Nelle ultime settimane Gianframco Fini ha fatto una serie di dichiarazioni che trovo interessanti. Il 1° luglio scorso, alla presentazione della nuova “Rivista di politica” diretta da Alessandro Campi, tutt’ora direttore della Fondazione finiana “FareFuturo”, nel corso di un dibattito con Sandro Bondi, ha detto, tra l’altro:
«Dimmi il nome di una democrazia del mondo in cui rimane segretario regionale di partito e sottosegretario un signore nei confronti del quale la magistratura ha emesso un mandato di cattura», con chiaro riferimento a Nicola Cosentino. E sulle intercettazioni: «Sono contrari i sindacati di polizia e il procuratore nazionale antimafia Piero Grasso ha detto che il ddl archivia il concetto di criminalità organizzata». Sul federalismo: «Sono tre mesi che chiedo una commissione per discutere dei costi nel mio partito, ma ancora non ricevo nessuna risposta. Non ne può discutere il Consiglio dei ministri. E dire questo non è fare solo il controcanto ». Sulla mancanza di moralità in politica: «Prima si rubava per il partito, oggi si ruba per sé»; «di malfattori in politica ce ne sono tantissimi»;«un partito liberale non può prescindere dal congresso come momento di verifica delle classi dirigenti»; «resta il diritto al dissenso che non si può sanare»; «la democrazia è tale perché non c’è pensiero unico »; «non ho nostalgia per i partiti della Prima Repubblica ma ho nostalgia per la capacità che avevano i partiti di selezionare la classe dirigente». Ieri dopo che uno degli uomini a lui più vicini, Italo Bocchino, ha attaccato Verdini, per le vicende che lo vedono indagato per associazione segreta e Cosentino, di cui ha chiesto le dimissioni, Filippo Rossi, direttore di Ffwebmagazine, il periodico online della Fondazione Farefuturo, voluta da Gianfranco Fini, ha scritto: “Il giustizialismo non c’entra nulla.

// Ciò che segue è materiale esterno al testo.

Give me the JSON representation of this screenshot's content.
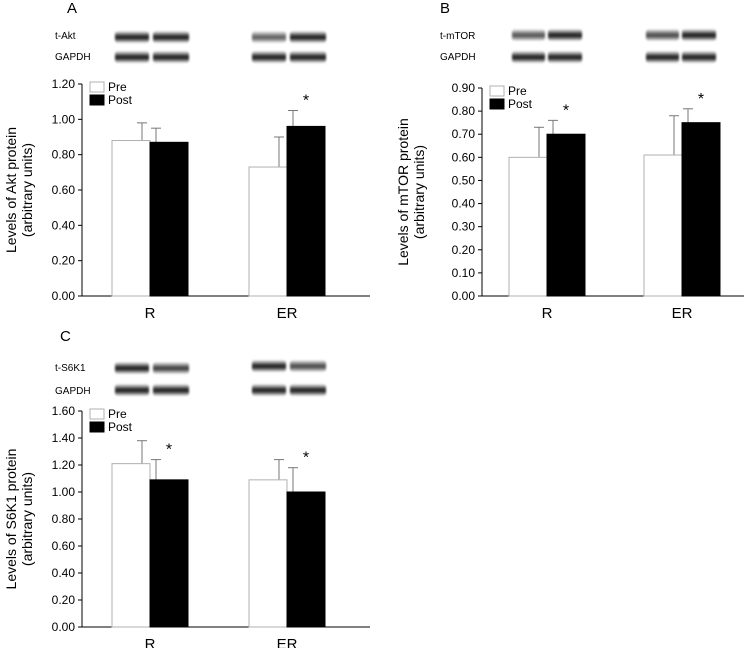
{
  "panels": [
    {
      "letter": "A",
      "blot": {
        "target_label": "t-Akt",
        "control_label": "GAPDH"
      },
      "chart_data": {
        "type": "bar",
        "categories": [
          "R",
          "ER"
        ],
        "series": [
          {
            "name": "Pre",
            "values": [
              0.88,
              0.73
            ],
            "errors": [
              0.1,
              0.17
            ],
            "color": "#ffffff"
          },
          {
            "name": "Post",
            "values": [
              0.87,
              0.96
            ],
            "errors": [
              0.08,
              0.09
            ],
            "color": "#000000"
          }
        ],
        "significance": [
          [
            false,
            true
          ]
        ],
        "ylabel": "Levels of Akt protein (arbitrary units)",
        "ylabel_line1": "Levels of Akt protein",
        "ylabel_line2": "(arbitrary units)",
        "ylim": [
          0,
          1.2
        ],
        "yticks": [
          "0.00",
          "0.20",
          "0.40",
          "0.60",
          "0.80",
          "1.00",
          "1.20"
        ],
        "marker": "*",
        "legend": "top-left"
      }
    },
    {
      "letter": "B",
      "blot": {
        "target_label": "t-mTOR",
        "control_label": "GAPDH"
      },
      "chart_data": {
        "type": "bar",
        "categories": [
          "R",
          "ER"
        ],
        "series": [
          {
            "name": "Pre",
            "values": [
              0.6,
              0.61
            ],
            "errors": [
              0.13,
              0.17
            ],
            "color": "#ffffff"
          },
          {
            "name": "Post",
            "values": [
              0.7,
              0.75
            ],
            "errors": [
              0.06,
              0.06
            ],
            "color": "#000000"
          }
        ],
        "significance": [
          [
            true,
            true
          ]
        ],
        "ylabel": "Levels of mTOR protein (arbitrary units)",
        "ylabel_line1": "Levels of mTOR protein",
        "ylabel_line2": "(arbitrary units)",
        "ylim": [
          0,
          0.9
        ],
        "yticks": [
          "0.00",
          "0.10",
          "0.20",
          "0.30",
          "0.40",
          "0.50",
          "0.60",
          "0.70",
          "0.80",
          "0.90"
        ],
        "marker": "*",
        "legend": "top-left"
      }
    },
    {
      "letter": "C",
      "blot": {
        "target_label": "t-S6K1",
        "control_label": "GAPDH"
      },
      "chart_data": {
        "type": "bar",
        "categories": [
          "R",
          "ER"
        ],
        "series": [
          {
            "name": "Pre",
            "values": [
              1.21,
              1.09
            ],
            "errors": [
              0.17,
              0.15
            ],
            "color": "#ffffff"
          },
          {
            "name": "Post",
            "values": [
              1.09,
              1.0
            ],
            "errors": [
              0.15,
              0.18
            ],
            "color": "#000000"
          }
        ],
        "significance": [
          [
            true,
            true
          ]
        ],
        "ylabel": "Levels of S6K1 protein (arbitrary units)",
        "ylabel_line1": "Levels of S6K1 protein",
        "ylabel_line2": "(arbitrary units)",
        "ylim": [
          0,
          1.6
        ],
        "yticks": [
          "0.00",
          "0.20",
          "0.40",
          "0.60",
          "0.80",
          "1.00",
          "1.20",
          "1.40",
          "1.60"
        ],
        "marker": "*",
        "legend": "top-left"
      }
    }
  ]
}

E nemmeno lo strapotere dei magistrati. È solo voglia di normalità. È solo voglia di giustizia. Voglia di cambiare, finalmente”. “Lo chiamano giustizialismo, con fare spregiativo. E hanno gioco facile, perché è cosa buona e giusta limitare lo strapotere inquisitorio dei magistrati, il vizio della condanna preventiva prima di qualsiasi giudizio e la caccia alle streghe senza prove, senza indizi, senza nulla. Lo chiamano giustizialismo, con fare spregiativo”. Ma, scrive Rossi, “troppe volte chiamano così anche tutt’altro, anche la sana, genuina, schietta voglia di giustizia del popolo italiano. Chiamano così anche il sano, genuino schietto desiderio di essere governati da persone al di sopra di ogni sospetto, da persone che possano camminare a testa alta. Da persone, insomma, che si possano definire in tutto e per tutto oneste e perbene. Che non hanno nulla da nascondere: interessi altri, frequentazioni altre, obiettivi altri”.
Sottoscrivo per intero ciò che scrive Filippo Rossi e quasi quasi mi verrebbe voglia di chiedere a Gianfranco Fini di iscriversi ad Italia dei Valori!